Nov. 8 (Bloomberg) -- PetroChina Co. and China Petroleum & Chemical Corp., the country’s biggest refiners, are bolstering diesel output as the country battles shortages that have left gas stations dry in the south and east.
PetroChina’s western plants produced 20 percent more winter-grade diesel last month than originally planned, parent company China National Petroleum Corp. said in a statement on its website today. China Petroleum & Chemical, or Sinopec, has delayed plant maintenance and increased imports to meet the fuel demand, it said last week. Both companies said they will process record amounts of crude this month.
Chinese factories are buying up diesel, depleting supplies for trucks, as government-mandated electricity restrictions force them to use the transport fuel to power their generators. The shortages may push up Asian diesel prices, boosting profits for the region’s refiners, according to Victor Shum, a senior principal at Purvin & Gertz Inc. in Singapore.
“The diesel demand increase from China will certainly tighten up the regional gasoil market,” Shum said in a telephone interview today. “This is definitely good news for regional export refiners in Singapore, Korea and Taiwan.”
China is curbing industrial electricity use in a last-ditch effort to meet Premier Wen Jiabao’s goal of cutting energy consumption per unit of gross domestic product by 20 percent in the five years ending 2010. That’s prompting some manufacturers to turn to their own diesel generators at the same time as use of fuel climbs during the autumn harvest, Qiu Xiaofeng, an oil analyst at China Merchants Securities Ltd., said Nov. 5.
The gasoil, or diesel, premium to Dubai crude oil widened for a fifth day in Singapore to the highest since Oct. 26, according to data from PVM Oil Associates Ltd., a brokerage. The crack spread, a measure of the profit from producing diesel in Singapore, was at $12.92 a barrel at 2:21 p.m. local time. It has averaged $11.12 this year.
More than 2,000 private gas stations in southern China closed after running out of the transport fuel, Xinhua news agency reported yesterday, citing data from the China Chamber of Commerce for the Petroleum Industry.
Truck drivers are waiting for as much as three hours to get their vehicles filled at a gas station owned by Sinopec, in Ningbo city in Zhejiang province, Shanghai Securities News said today. Most gas stations in Ningbo and Hangzhou, also in Zhejiang, and Nanjing, the capital city of Jiansu province, are limiting diesel sales to 400 yuan ($60) a truck, according to the report.
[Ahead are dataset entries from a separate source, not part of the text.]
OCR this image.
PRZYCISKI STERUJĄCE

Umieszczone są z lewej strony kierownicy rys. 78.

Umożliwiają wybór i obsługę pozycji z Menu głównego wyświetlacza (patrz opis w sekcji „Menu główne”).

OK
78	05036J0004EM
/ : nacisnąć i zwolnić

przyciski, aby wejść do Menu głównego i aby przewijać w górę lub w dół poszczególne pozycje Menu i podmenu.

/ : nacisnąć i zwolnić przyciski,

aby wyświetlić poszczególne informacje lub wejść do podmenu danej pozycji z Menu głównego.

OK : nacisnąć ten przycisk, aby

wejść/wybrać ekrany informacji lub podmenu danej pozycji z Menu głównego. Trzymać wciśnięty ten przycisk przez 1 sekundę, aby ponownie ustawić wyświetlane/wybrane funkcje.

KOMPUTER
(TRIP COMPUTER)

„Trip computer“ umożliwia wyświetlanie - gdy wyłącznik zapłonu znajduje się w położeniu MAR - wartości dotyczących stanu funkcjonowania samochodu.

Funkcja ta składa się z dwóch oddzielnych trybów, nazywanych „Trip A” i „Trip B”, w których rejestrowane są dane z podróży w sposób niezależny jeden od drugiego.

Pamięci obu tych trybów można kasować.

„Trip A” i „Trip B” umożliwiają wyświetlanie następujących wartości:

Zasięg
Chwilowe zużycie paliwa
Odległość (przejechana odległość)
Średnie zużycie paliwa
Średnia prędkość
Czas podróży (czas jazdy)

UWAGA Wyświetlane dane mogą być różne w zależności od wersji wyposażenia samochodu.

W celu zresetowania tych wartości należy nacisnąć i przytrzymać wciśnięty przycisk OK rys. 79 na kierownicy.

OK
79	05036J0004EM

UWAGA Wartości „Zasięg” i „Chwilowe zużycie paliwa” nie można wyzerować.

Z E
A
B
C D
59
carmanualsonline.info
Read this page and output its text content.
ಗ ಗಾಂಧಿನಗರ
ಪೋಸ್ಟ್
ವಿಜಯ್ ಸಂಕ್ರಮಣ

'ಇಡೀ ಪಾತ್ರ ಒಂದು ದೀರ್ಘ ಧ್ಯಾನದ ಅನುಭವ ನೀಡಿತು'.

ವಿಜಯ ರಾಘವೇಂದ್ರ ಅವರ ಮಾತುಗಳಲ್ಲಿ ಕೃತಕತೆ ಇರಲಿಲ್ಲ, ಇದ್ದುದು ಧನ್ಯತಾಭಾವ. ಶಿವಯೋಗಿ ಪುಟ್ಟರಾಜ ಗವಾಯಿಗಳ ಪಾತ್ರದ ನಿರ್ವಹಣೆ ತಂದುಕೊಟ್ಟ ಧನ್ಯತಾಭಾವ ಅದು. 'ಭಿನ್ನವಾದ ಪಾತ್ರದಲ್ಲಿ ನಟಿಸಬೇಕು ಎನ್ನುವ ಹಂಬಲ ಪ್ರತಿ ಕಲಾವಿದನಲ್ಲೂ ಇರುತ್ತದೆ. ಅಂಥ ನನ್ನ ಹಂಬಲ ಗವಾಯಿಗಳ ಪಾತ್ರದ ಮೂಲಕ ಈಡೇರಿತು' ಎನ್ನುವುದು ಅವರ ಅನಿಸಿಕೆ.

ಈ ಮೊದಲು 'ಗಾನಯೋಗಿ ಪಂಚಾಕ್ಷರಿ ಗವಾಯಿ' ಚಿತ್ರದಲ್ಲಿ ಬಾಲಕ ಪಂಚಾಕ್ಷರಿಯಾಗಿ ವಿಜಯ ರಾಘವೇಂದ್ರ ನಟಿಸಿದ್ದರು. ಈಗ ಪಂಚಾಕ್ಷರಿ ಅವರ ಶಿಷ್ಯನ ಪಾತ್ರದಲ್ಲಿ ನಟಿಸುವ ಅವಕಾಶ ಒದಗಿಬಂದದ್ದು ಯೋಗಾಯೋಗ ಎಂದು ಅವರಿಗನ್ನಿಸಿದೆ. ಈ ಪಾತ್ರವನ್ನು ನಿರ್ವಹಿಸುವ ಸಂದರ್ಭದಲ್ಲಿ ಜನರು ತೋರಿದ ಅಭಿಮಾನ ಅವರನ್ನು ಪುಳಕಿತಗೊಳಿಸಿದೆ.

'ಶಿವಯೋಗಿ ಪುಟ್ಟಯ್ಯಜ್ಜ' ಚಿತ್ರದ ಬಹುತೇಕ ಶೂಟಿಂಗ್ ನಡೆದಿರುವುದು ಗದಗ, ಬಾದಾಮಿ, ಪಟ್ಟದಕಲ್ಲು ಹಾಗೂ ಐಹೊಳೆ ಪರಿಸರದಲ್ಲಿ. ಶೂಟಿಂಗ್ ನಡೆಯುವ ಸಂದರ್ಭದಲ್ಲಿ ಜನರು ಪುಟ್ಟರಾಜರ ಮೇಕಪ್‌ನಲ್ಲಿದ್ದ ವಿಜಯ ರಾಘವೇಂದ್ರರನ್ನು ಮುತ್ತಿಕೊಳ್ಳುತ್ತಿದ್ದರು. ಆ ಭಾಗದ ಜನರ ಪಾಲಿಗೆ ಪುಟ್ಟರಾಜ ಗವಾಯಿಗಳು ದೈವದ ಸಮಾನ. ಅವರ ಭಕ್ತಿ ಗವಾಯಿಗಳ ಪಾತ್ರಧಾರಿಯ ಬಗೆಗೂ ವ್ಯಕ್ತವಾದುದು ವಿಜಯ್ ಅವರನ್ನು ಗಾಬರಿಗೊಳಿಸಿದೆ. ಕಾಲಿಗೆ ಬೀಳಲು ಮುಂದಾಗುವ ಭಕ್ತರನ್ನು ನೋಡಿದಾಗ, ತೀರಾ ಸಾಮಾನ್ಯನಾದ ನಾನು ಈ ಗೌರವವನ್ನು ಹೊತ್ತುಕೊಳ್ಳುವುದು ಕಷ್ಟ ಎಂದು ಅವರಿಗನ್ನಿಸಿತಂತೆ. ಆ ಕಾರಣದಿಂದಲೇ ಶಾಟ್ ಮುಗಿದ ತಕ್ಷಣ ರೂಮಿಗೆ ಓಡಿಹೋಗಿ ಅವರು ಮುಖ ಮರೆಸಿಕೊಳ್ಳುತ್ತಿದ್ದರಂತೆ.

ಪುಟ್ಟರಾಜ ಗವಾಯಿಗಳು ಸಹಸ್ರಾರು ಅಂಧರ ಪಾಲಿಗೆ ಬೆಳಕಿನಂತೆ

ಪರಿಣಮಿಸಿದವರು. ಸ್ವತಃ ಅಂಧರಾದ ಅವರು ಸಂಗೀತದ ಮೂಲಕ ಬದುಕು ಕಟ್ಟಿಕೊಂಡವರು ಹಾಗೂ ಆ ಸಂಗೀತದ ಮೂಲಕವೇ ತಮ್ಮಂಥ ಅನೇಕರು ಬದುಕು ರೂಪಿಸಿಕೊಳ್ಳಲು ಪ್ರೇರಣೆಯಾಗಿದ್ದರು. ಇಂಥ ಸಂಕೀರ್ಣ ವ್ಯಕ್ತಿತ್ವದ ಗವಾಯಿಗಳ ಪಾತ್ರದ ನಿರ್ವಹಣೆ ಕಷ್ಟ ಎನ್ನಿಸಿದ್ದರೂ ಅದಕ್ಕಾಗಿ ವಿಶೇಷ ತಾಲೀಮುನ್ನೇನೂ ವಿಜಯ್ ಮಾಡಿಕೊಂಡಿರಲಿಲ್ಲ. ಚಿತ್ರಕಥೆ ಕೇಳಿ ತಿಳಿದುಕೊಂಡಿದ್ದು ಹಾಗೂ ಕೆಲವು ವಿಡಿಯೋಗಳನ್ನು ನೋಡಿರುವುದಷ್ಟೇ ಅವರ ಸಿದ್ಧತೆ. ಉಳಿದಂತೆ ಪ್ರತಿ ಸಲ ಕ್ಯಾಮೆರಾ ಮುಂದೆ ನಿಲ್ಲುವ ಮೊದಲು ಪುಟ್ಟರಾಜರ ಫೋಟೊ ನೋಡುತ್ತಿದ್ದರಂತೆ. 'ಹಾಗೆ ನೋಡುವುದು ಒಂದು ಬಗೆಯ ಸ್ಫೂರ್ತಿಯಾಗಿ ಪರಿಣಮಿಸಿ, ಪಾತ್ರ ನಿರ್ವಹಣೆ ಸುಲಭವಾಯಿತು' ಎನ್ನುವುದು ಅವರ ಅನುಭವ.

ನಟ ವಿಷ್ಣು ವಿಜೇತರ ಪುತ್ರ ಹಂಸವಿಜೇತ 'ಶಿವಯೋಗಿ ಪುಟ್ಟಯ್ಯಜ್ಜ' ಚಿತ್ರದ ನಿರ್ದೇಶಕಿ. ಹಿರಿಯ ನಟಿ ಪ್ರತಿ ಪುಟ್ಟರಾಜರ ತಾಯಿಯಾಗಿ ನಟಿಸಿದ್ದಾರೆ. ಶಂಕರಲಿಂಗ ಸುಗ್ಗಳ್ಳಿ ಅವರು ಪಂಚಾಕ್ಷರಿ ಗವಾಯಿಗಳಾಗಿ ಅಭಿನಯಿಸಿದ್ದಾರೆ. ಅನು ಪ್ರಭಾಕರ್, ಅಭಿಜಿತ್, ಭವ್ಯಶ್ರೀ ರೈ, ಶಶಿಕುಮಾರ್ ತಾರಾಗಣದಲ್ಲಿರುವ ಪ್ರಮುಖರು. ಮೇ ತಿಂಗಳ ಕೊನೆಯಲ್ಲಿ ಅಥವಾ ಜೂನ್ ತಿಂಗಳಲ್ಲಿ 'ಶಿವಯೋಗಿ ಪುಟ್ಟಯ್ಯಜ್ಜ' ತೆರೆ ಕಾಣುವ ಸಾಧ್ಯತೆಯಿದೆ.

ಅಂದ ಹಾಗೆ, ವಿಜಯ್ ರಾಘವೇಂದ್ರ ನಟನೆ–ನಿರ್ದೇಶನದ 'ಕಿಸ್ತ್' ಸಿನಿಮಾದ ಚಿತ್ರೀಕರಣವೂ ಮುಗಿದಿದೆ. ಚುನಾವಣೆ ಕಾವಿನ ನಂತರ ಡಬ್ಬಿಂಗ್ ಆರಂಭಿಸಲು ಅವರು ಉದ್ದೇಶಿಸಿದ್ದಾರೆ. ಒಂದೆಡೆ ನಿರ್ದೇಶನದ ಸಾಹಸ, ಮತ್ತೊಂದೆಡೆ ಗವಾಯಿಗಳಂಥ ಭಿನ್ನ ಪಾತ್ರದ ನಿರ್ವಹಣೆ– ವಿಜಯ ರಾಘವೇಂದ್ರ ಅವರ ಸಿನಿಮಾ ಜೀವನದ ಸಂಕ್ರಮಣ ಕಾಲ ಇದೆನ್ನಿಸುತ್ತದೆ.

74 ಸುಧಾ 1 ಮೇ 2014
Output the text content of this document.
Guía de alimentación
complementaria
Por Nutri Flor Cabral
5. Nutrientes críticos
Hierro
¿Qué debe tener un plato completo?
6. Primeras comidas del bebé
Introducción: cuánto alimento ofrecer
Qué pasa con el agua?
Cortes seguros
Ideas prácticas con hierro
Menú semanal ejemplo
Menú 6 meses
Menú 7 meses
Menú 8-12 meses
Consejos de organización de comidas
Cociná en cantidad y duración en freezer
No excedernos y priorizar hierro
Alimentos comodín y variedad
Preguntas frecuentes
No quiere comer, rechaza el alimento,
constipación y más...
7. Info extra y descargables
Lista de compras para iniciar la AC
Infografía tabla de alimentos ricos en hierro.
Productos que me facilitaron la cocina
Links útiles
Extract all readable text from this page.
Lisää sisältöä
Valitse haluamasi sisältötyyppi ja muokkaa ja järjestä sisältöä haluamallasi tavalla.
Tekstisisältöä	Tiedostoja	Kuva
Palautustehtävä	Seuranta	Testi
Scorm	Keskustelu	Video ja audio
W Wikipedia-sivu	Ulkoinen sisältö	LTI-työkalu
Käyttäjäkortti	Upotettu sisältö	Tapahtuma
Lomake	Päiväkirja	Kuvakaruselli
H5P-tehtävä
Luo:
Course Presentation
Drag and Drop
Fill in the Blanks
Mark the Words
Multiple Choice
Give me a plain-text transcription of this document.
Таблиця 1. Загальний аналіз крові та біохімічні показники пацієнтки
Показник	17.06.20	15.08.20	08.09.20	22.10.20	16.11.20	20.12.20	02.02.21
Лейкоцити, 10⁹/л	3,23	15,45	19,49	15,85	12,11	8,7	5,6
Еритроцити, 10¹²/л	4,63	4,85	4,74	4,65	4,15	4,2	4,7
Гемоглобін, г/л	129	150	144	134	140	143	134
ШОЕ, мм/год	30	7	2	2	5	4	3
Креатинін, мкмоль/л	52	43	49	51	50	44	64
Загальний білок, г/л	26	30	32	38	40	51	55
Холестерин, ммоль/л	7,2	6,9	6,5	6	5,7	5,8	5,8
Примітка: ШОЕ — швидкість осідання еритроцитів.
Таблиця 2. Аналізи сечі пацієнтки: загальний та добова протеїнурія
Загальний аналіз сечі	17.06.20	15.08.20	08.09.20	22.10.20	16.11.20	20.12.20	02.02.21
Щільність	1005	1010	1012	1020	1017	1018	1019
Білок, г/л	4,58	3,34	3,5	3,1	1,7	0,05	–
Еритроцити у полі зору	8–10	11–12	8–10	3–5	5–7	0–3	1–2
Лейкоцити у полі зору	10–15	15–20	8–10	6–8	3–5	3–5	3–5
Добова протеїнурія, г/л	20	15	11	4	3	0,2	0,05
Sinopec will raise daily crude consumption by 10 percent this month compared with a year earlier to a record of 583,000 tons, its parent company China Petrochemical Corp. said on Nov. 4.
Work is postponed at facilities including Gaoqiao in Shanghai and plants in Guangzhou and maintenance won’t be carried out at refineries in major centers, the Beijing-based company said. It has arranged for imports of 200,000 tons of diesel to ease tight supplies in Zhejiang, Gansu and Jiangxi.
PetroChina will also process crude at record levels to help meet demand, it said on Nov. 5. The Beijing-based company will raise crude volumes by 8.5 percent this month from a year earlier and boost output of fuel including diesel and gasoline by 11 percent, according to the company.
CNPC plans to expand its daily diesel supply in November by 7 percent from the previous month. The company’s refineries in the west of the country had produced 56 percent more low freezing-point diesel by the end of October compared with a year ago. Stockpiles almost doubled last month, according to today’s statement.